Llega a París en junio de 1942. Greven le hace una prueba en los estudios de Billancourt, pero no resulta concluyente. Trabaja en los servicios de «doblaje» de la Continental escribiendo los subtítulos en neerlandés para las películas francesas que produce esa compañía. Es la amiga de Aurel Bischoff, uno de los ayudantes de Greven.

En París, vive en una habitación del 15 del muelle de Conti, en el piso que tienen alquilado un anticuario de Bruselas y su amigo Jean de B., a quien me imagino, adolescente, con madre y hermanas, en un castillo de un lugar recóndito de Poitou y escribiendo en secreto cartas fervientes a Cocteau. Por mediación de Jean de B., mi madre conoce a un joven alemán, Klaus Valentiner, enchufado en un servicio administrativo. Vive en un estudio del muelle de Voltaire y lee, en los ratos de ocio, las últimas novelas de Evelyn Waugh. Será enviado al frente ruso, y allí morirá.

Otras personas que iban de visita por el piso del muelle de Conti: un joven ruso, Georges d’Ismailoff, que estaba tuberculoso pero siempre salía sin abrigo durante los gélidos inviernos de la Ocupación. Un griego, Christos Bellos. Había perdido el último paquebote que salía para América, adonde iba a reunirse con un amigo. Una muchacha de la misma edad, Geneviève Vaudoyer. De ellos, solo quedan sus nombres. La primera familia francesa y burguesa que invita a mi madre: la familia de Geneviève Vaudoyer y de su padre, Jean-Louis Vaudoyer. Geneviève Vaudoyer presenta a mi madre a Arletty, que vive en el muelle de Conti, en la casa contigua al número 15. Arletty toma a mi madre bajo su protección.

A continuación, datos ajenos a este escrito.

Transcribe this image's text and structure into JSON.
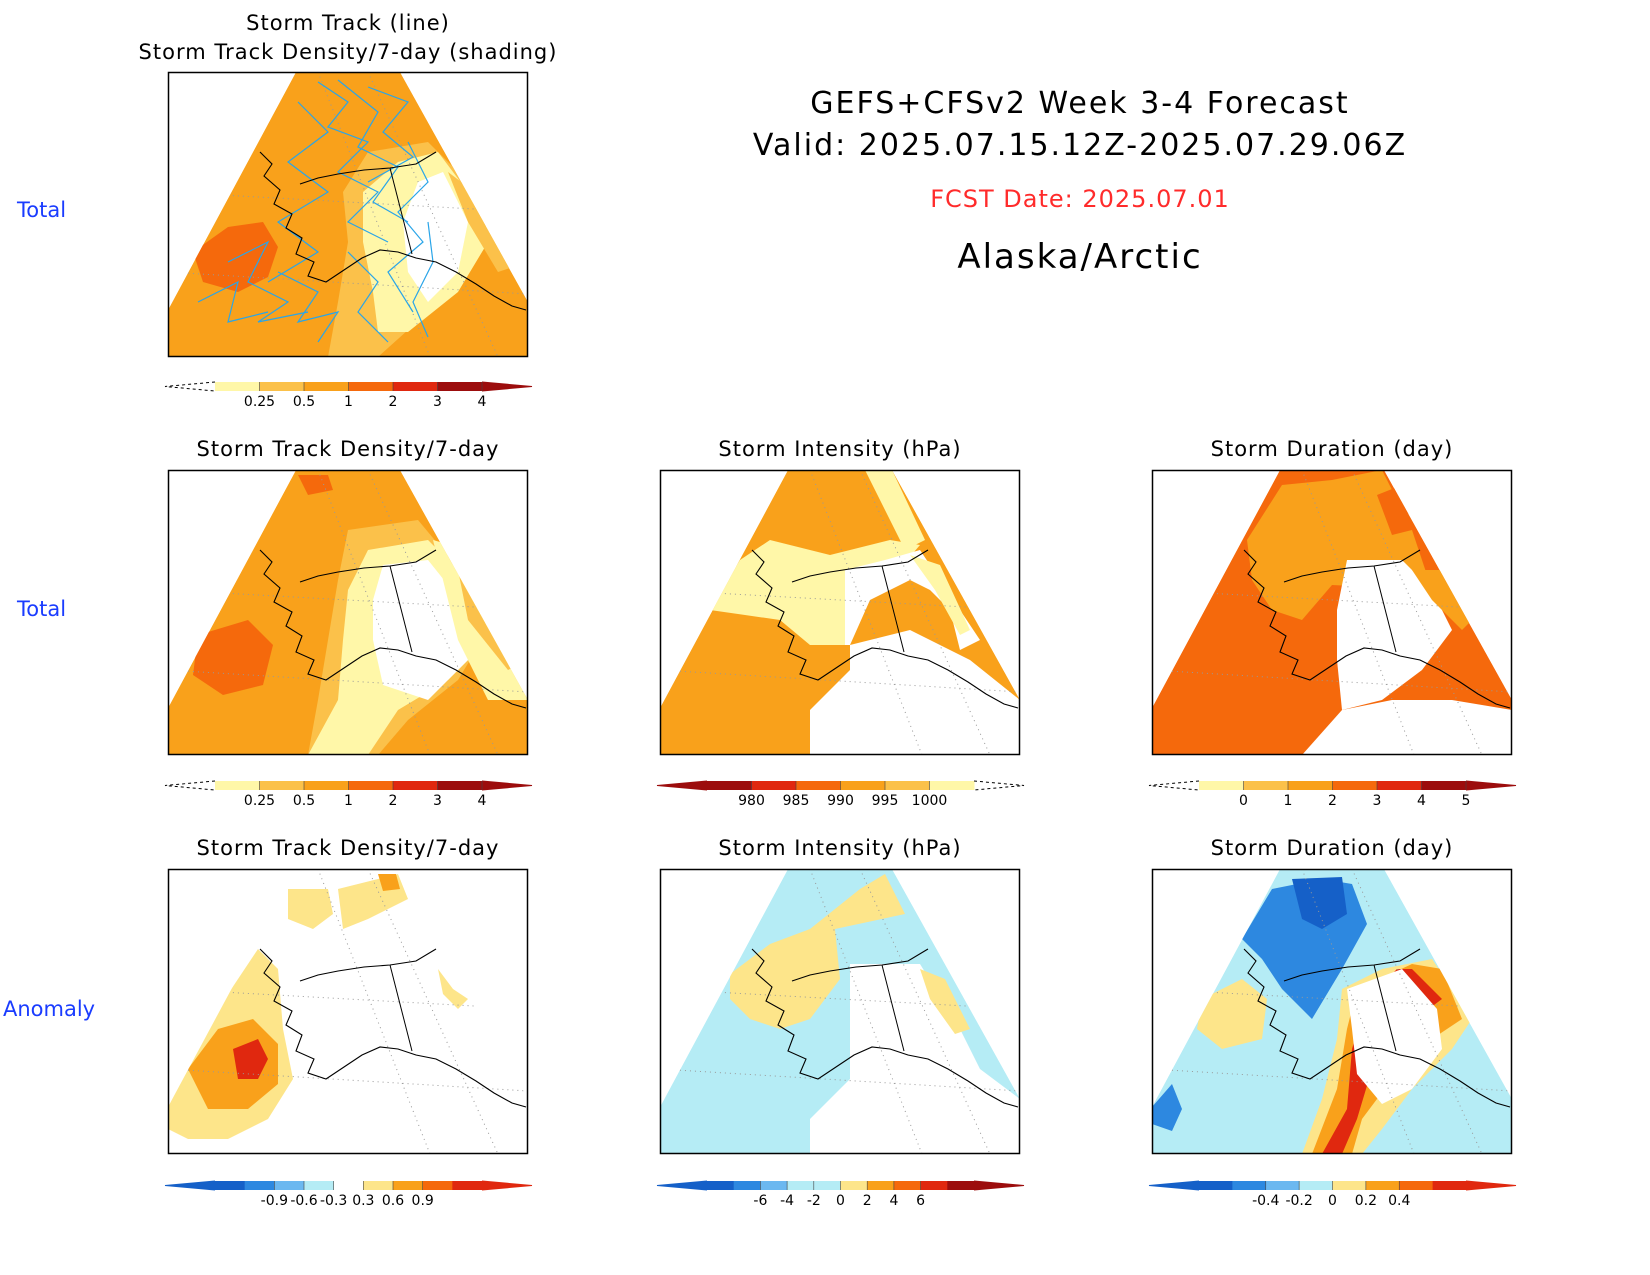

Que el lector me disculpe por todos estos nombres y los que vendrán a continuación. Soy un perro que hace como que tiene pedigrí. Mi madre y mi padre no pertenecen a ningún ambiente concreto. Tan llevados de acá para allá, tan inciertos que no me queda más remedio que esforzarme por encontrar unas cuantas huellas y unas cuantas balizas en esas arenas movedizas, igual que nos esforzamos por completar con letras medio borradas una ficha de estado civil o un cuestionario administrativo.

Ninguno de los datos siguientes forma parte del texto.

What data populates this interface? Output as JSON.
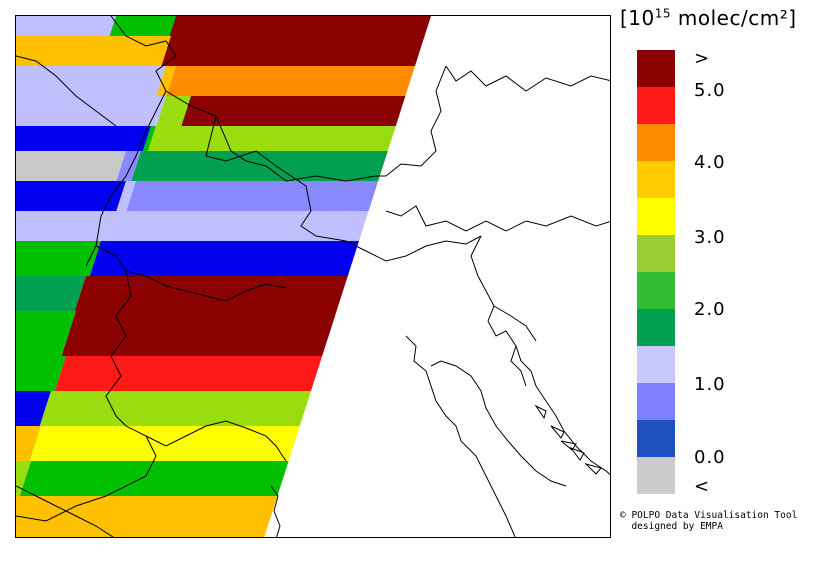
{
  "legend": {
    "title_main": "[10",
    "title_exp": "15",
    "title_unit": " molec/cm²]",
    "colors": [
      "#8b0000",
      "#ff1a1a",
      "#ff8c00",
      "#ffcc00",
      "#ffff00",
      "#9acd32",
      "#33bb33",
      "#00a050",
      "#c8c8ff",
      "#8080ff",
      "#2050c0",
      "#cccccc"
    ],
    "labels": {
      "top": ">",
      "v50": "5.0",
      "v40": "4.0",
      "v30": "3.0",
      "v20": "2.0",
      "v10": "1.0",
      "v00": "0.0",
      "bottom": "<"
    }
  },
  "credit": {
    "line1": "© POLPO Data Visualisation Tool",
    "line2": "  designed by EMPA"
  },
  "swath_colors": {
    "darkred": "#8b0000",
    "red": "#ff1a1a",
    "orange": "#ff8c00",
    "gold": "#ffc000",
    "yellow": "#ffff00",
    "lightgreen": "#99dd11",
    "green": "#00c000",
    "darkgreen": "#00a050",
    "lavender": "#c0c0ff",
    "periwinkle": "#8888ff",
    "blue": "#0000ee",
    "gray": "#c8c8c8"
  }
}
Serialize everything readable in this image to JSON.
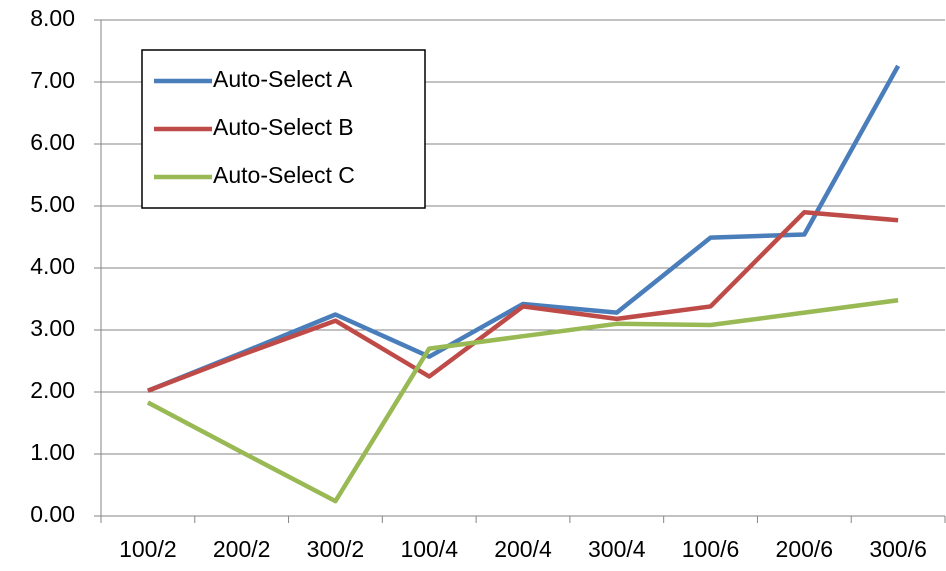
{
  "chart_data": {
    "type": "line",
    "categories": [
      "100/2",
      "200/2",
      "300/2",
      "100/4",
      "200/4",
      "300/4",
      "100/6",
      "200/6",
      "300/6"
    ],
    "series": [
      {
        "name": "Auto-Select A",
        "color": "#4a7ebb",
        "values": [
          2.02,
          2.63,
          3.25,
          2.57,
          3.42,
          3.28,
          4.49,
          4.54,
          7.26
        ]
      },
      {
        "name": "Auto-Select B",
        "color": "#be4b48",
        "values": [
          2.02,
          2.6,
          3.15,
          2.25,
          3.38,
          3.18,
          3.38,
          4.9,
          4.77
        ]
      },
      {
        "name": "Auto-Select C",
        "color": "#98b954",
        "values": [
          1.83,
          1.03,
          0.24,
          2.7,
          2.9,
          3.1,
          3.08,
          3.28,
          3.48
        ]
      }
    ],
    "ylim": [
      0,
      8
    ],
    "yticks": [
      {
        "value": 0,
        "label": "0.00"
      },
      {
        "value": 1,
        "label": "1.00"
      },
      {
        "value": 2,
        "label": "2.00"
      },
      {
        "value": 3,
        "label": "3.00"
      },
      {
        "value": 4,
        "label": "4.00"
      },
      {
        "value": 5,
        "label": "5.00"
      },
      {
        "value": 6,
        "label": "6.00"
      },
      {
        "value": 7,
        "label": "7.00"
      },
      {
        "value": 8,
        "label": "8.00"
      }
    ],
    "grid": true,
    "legend": "upper left"
  }
}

Mi padre nació en 1912 en París, en la glorieta de Pétrelle, en la frontera entre los distritos IX y X. Su padre era oriundo de Salónica y pertenecía a una familia judía de Toscana afincada en el imperio otomano. Tenía primos en Londres, Alejandría, Milán, Budapest. A cuatro primos de mi padre, Carlo, Grazia, Giacomo y su mujer Mary, los asesinarán las SS en Italia, en Arona, a orillas del lago Mayor, en septiembre de 1943. Mi abuelo salió de niño de Salónica para irse a Alejandría. Pero al cabo de unos cuantos años se marchó a Venezuela. Creo que había roto con sus orígenes y su familia. Anduvo metido en el comercio de las perlas, en la isla Margarita, y estuvo luego al frente de un bazar de Caracas. Después de la estancia en Venezuela, se afincó en París, en 1903. Regentaba una tienda de antigüedades en el 5 de la calle de Châteaudun, en donde vendía objetos artísticos chinos y japoneses. Tenía pasaporte español y hasta el día de su fallecimiento estuvo registrado en el consulado de España en París, mientras que sus antepasados habían estado bajo la protección de los consulados de Francia, de Inglaterra y, más adelante, de Austria en su condición de «súbditos toscanos». Conservo varios pasaportes suyos, uno de los cuales había sido expedido por el consulado de España en Alejandría. Y un certificado hecho en Caracas en 1894 que atestigua que era miembro de la Sociedad Protectora de Animales. Mi abuela había nacido en Pas-de-Calais. Su padre vivía, en 1916, en un barrio periférico de Nottingham. Pero cuando se casó tomó la nacionalidad española.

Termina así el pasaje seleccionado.